DIANA HART and PETER HART.

“What is this?” I whispered, more to myself than her.

Tanya turned to me, her face softened by something I couldn't quite place - perhaps sympathy, or maybe regret. “You look like your mother,” she said. “I recognized you the moment you told me your name.”

I blinked, my throat tightening. “My parents?”

She nodded. “They came here years ago.

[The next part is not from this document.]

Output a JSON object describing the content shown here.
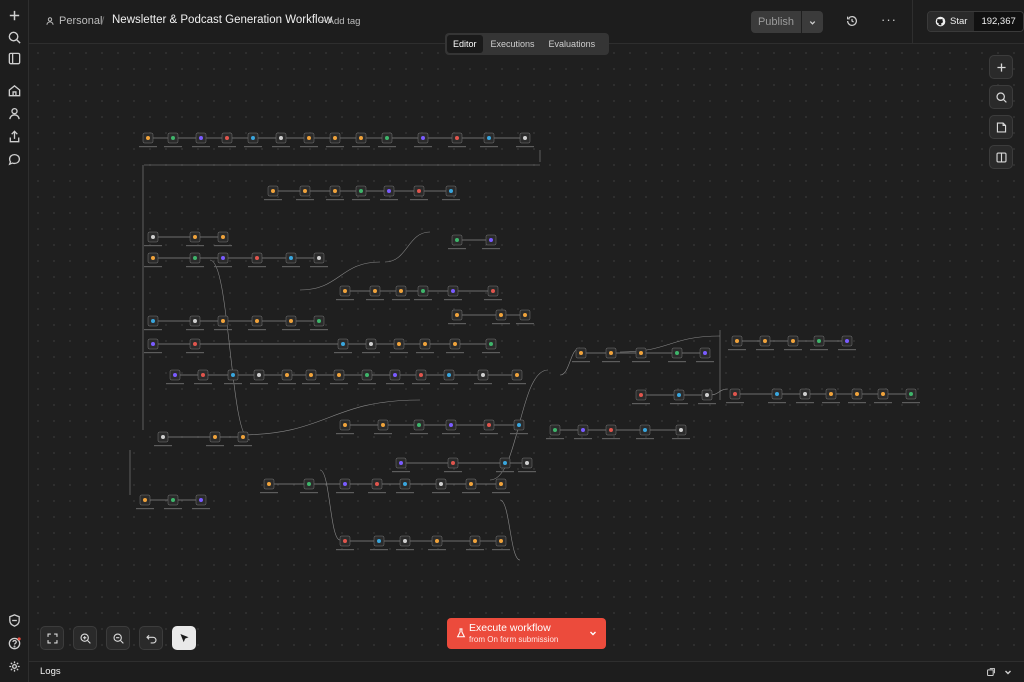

For the algae, just like you.” She gestured to the graves. “But they couldn't survive the waters. It took weeks for their bodies to come ashore.”

It was too much. I thought they were never found. That’s what we were told. If their bodies were found, why weren’t they sent to us? I could’ve seen them one last time. I wanted to ask Tanya, but I didn’t have the courage. Something inside me was breaking, like I was finally getting closure.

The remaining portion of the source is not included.